Sin embargo, y por duro que parezca, con 38 años cumplidos el “Tanque” albo quema sus últimos cartuchos. Su calidad, su talento, su olfato casi único para el gol siguen intactos, pero tan indiscutible como eso lo es el que ya no tiene ni la fuerza ni la explosión de sus mejores épocas. Y eso, que se ha podido apreciar a nivel casero, se ha vuelto constatación categórica y dolorosa con lo que fue su actuación en la Copa Libertadores cada vez que a Colo Colo le correspondió enfrentar a rivales de verdad. Entre esos rivales, ciertamente, no entran ni el Bolívar ni mucho menos el Delfín ecuatoriano.

Si Paredes, cosa muy improbable por lo que significa Colo Colo hoy como fuerza futbolística, logra quebrar o al menos igualar en lo poco que resta el record de “Chamaco” como el mayor goleador de la historia en campeonatos nacionales, la prudencia aconseja un adiós glamoroso y por todo lo alto, con partido de homenaje incluido.

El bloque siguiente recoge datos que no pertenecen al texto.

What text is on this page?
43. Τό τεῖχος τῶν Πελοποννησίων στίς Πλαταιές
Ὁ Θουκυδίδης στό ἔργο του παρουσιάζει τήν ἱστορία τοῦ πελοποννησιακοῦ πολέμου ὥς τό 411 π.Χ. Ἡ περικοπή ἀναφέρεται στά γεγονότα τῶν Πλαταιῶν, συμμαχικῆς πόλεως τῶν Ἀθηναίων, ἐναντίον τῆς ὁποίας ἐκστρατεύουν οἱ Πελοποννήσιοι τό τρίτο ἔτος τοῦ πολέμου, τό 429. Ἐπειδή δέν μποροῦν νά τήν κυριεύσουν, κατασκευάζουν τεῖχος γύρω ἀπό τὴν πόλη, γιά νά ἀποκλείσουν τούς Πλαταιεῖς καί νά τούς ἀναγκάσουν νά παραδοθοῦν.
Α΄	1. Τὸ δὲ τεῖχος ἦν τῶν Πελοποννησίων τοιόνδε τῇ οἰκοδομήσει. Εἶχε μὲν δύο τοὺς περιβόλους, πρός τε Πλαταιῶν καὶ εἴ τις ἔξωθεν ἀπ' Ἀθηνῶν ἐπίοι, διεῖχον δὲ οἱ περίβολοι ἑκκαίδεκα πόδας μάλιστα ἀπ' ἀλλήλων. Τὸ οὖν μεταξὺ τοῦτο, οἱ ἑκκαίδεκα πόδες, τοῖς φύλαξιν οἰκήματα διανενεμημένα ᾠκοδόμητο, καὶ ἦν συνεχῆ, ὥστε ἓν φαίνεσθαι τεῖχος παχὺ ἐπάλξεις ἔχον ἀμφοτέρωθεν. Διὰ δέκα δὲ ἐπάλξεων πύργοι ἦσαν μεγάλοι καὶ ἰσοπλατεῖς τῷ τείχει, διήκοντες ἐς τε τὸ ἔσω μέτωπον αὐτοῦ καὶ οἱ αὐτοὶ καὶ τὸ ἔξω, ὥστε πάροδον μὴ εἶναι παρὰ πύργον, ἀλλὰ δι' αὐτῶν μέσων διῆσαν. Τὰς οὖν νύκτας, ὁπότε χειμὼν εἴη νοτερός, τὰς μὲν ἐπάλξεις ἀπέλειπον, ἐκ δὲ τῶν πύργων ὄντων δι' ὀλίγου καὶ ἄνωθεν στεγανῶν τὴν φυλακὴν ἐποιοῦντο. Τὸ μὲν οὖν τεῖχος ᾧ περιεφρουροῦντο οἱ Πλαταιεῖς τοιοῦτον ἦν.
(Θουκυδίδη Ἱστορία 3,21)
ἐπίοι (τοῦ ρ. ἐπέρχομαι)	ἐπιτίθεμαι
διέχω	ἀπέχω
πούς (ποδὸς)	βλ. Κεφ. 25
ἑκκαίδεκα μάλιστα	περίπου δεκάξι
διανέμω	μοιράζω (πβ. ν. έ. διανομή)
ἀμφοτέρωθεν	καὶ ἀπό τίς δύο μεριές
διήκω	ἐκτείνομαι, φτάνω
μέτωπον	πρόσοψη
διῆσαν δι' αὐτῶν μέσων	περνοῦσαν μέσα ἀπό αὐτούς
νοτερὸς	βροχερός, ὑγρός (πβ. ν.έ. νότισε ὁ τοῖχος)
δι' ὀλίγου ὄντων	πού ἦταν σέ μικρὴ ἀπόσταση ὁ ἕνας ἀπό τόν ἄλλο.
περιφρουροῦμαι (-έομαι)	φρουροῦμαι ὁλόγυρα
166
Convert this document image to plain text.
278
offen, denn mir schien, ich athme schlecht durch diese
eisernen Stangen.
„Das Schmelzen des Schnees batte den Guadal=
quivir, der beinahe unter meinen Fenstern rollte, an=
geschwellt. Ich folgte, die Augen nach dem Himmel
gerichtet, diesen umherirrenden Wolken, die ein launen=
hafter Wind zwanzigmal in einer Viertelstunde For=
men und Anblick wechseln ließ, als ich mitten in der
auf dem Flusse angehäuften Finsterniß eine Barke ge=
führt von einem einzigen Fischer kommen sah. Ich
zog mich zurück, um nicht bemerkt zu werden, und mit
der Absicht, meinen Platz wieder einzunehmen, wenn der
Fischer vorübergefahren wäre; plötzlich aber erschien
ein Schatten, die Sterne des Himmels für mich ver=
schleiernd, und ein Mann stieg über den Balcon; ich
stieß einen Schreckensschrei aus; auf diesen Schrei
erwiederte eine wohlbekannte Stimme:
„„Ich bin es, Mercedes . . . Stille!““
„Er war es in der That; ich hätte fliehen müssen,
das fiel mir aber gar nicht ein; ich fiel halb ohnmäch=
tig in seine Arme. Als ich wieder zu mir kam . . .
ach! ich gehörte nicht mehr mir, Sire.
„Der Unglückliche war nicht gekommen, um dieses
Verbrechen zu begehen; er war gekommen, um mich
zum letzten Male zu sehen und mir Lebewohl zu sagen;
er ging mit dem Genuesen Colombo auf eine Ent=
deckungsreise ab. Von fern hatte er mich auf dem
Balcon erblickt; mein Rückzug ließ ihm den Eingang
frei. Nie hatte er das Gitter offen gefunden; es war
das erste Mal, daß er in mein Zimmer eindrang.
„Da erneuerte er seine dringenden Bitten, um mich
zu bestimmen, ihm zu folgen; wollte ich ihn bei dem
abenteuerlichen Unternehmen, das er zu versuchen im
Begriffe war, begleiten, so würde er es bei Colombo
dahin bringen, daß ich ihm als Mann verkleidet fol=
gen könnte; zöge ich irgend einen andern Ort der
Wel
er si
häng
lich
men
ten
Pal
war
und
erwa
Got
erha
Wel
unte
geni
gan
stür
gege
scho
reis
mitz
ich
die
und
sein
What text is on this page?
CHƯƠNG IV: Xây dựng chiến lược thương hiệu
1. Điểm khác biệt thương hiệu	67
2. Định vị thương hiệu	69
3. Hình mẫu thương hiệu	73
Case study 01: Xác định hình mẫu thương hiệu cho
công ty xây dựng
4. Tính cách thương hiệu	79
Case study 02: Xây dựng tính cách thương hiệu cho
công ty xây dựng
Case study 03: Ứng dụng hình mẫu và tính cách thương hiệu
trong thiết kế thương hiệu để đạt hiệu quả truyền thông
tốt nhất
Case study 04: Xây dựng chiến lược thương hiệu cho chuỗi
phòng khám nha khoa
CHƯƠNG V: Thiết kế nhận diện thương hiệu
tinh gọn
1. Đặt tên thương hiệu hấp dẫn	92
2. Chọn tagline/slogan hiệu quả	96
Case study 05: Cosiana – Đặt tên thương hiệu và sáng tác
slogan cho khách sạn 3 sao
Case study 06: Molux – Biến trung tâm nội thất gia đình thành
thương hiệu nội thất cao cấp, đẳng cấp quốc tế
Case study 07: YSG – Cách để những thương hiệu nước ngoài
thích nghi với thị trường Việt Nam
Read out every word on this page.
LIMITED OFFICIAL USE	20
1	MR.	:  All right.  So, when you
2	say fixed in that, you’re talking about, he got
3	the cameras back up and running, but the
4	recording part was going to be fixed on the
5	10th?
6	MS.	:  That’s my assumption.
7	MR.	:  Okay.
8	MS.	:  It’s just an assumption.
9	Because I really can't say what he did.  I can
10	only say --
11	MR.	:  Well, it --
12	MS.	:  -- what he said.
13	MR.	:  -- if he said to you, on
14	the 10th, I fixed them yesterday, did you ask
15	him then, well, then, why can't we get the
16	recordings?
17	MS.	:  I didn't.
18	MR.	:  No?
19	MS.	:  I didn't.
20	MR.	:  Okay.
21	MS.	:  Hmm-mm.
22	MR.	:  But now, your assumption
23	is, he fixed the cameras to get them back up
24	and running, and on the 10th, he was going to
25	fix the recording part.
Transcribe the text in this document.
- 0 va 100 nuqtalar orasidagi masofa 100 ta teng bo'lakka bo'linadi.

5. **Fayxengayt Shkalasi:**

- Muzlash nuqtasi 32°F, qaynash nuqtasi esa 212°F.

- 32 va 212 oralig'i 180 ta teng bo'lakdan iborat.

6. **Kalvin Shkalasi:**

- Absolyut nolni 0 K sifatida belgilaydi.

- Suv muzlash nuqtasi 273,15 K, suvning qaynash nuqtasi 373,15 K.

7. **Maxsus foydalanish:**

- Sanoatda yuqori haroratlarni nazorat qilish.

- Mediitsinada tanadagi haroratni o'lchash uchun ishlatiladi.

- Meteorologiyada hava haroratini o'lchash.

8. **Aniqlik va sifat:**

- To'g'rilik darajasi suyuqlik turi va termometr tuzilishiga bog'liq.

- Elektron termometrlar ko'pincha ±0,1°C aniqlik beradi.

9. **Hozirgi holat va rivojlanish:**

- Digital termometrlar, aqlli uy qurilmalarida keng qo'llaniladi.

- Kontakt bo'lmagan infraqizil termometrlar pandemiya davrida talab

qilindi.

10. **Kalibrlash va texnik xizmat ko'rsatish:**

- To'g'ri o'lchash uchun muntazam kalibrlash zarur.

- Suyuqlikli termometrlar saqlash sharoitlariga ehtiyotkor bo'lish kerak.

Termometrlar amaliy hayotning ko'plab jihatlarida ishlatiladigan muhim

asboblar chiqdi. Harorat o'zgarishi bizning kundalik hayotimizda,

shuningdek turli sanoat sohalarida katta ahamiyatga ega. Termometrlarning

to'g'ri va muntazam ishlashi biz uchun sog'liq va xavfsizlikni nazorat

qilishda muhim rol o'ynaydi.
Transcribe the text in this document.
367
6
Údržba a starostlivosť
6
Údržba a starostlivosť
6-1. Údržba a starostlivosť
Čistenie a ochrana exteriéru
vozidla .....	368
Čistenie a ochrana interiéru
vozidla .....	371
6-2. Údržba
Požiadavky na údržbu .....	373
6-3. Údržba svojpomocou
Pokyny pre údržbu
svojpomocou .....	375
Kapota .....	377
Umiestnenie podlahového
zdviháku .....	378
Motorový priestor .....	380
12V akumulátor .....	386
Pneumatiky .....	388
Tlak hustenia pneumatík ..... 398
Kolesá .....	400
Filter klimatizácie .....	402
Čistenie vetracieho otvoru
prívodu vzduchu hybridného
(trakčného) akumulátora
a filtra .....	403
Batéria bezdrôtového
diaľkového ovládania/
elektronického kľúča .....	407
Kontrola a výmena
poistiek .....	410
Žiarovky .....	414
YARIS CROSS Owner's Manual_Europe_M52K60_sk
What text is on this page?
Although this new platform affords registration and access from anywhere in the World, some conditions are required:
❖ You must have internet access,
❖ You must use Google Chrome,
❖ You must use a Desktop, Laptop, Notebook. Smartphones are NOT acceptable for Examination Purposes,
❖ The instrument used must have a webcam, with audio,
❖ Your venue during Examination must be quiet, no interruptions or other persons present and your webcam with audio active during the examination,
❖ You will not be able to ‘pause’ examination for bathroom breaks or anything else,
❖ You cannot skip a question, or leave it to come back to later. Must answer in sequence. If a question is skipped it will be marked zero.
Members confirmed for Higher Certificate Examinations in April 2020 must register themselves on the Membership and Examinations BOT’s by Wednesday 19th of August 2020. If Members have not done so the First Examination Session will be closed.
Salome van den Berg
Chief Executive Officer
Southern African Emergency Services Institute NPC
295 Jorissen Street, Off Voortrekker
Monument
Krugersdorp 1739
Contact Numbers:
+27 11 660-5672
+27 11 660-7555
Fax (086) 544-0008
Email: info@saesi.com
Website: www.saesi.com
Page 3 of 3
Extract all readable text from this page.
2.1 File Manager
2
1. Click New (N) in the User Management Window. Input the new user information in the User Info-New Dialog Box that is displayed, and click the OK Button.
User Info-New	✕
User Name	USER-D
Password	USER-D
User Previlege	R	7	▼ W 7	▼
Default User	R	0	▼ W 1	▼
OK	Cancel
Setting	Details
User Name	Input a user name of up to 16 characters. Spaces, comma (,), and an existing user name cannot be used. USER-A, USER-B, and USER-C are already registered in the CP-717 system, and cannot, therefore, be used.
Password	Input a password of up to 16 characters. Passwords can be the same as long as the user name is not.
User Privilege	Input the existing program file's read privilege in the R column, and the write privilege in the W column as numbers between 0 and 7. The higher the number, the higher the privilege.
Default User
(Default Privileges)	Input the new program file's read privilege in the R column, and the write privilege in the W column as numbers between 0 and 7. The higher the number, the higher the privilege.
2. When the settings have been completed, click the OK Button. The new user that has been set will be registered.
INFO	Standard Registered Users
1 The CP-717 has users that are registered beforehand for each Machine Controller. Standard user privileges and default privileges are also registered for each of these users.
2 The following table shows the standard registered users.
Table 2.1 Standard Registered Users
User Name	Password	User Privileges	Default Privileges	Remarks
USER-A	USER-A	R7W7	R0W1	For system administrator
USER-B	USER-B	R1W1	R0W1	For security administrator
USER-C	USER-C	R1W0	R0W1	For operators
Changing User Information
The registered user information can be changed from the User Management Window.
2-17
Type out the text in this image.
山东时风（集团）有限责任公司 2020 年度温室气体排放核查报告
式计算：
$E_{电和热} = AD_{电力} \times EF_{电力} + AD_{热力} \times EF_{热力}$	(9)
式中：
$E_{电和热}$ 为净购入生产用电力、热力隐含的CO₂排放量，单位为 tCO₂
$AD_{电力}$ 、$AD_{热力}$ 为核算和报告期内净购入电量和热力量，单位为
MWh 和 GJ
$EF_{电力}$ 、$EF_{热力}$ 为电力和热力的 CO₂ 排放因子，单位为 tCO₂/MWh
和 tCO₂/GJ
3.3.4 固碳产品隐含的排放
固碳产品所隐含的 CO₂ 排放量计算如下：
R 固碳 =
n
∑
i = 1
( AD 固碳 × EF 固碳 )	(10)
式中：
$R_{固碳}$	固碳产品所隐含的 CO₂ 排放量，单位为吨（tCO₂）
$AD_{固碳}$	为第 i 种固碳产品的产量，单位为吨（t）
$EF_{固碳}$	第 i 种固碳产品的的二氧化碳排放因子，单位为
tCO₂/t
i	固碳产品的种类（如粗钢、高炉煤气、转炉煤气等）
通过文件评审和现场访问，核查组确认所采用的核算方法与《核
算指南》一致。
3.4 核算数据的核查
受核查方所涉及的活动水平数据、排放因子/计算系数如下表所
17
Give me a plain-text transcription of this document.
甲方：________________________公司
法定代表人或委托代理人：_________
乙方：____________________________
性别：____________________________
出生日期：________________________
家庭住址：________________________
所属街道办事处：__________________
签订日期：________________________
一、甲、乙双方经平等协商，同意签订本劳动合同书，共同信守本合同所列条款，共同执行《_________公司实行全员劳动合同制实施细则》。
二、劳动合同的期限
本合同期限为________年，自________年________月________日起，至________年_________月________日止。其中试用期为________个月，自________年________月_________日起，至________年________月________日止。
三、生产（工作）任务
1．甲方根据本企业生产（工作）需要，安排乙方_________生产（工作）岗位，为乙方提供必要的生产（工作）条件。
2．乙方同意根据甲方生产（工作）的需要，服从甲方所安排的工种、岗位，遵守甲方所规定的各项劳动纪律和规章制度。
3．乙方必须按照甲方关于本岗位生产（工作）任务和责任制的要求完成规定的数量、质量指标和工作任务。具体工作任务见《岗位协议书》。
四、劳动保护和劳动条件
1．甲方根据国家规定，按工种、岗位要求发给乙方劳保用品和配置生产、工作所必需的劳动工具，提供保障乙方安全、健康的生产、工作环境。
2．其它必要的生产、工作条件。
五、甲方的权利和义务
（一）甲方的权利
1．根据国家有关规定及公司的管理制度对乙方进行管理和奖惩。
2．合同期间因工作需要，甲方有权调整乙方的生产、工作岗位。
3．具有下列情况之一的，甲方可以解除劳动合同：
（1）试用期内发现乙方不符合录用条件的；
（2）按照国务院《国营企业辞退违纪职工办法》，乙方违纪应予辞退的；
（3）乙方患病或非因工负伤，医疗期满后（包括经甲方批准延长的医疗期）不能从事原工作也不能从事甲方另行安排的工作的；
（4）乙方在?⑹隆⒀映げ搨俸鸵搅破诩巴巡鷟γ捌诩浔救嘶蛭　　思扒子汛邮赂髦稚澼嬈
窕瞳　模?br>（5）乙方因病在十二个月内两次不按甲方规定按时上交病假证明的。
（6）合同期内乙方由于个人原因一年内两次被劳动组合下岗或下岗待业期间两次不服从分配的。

El “Tanque”, eso está claro, en este aspecto no podría ser menos que lo que en algún momento fueron Espina o Barticciotto. Y remontándonos aún más en el tiempo, Carlos Caszely.

Si no es así, Esteban Paredes bien merecería hacerse del record el próximo año. Le bastaría y le sobraría jugando media hora por cada partido. Un ídolo tan grande e incombustible como él sin duda se merece este y cualquier tipo de especiales consideraciones.

Hay otro grupo de jugadores, sin embargo, que de ninguna manera podrían prolongar su permanencia en Colo Colo. Ni siquiera por una temporada más. Son aquellos que, siendo solamente alternativas en el año que ya se va, nunca dieron la talla las veces que fueron requeridos. Para decirlo pronto, a elementos como Pinares, Véjar y Maturana, por ejemplo, les convendría buscar voluntariamente otros rumbos que hasta podrían devolverles su condición de figuras. Sobran camisetas -en el país y en otras latitudes- que no tienen ese peso específico que tiene la camiseta de Colo Colo, y que para algunos significa algo así como correr y jugar con una tonelada encima.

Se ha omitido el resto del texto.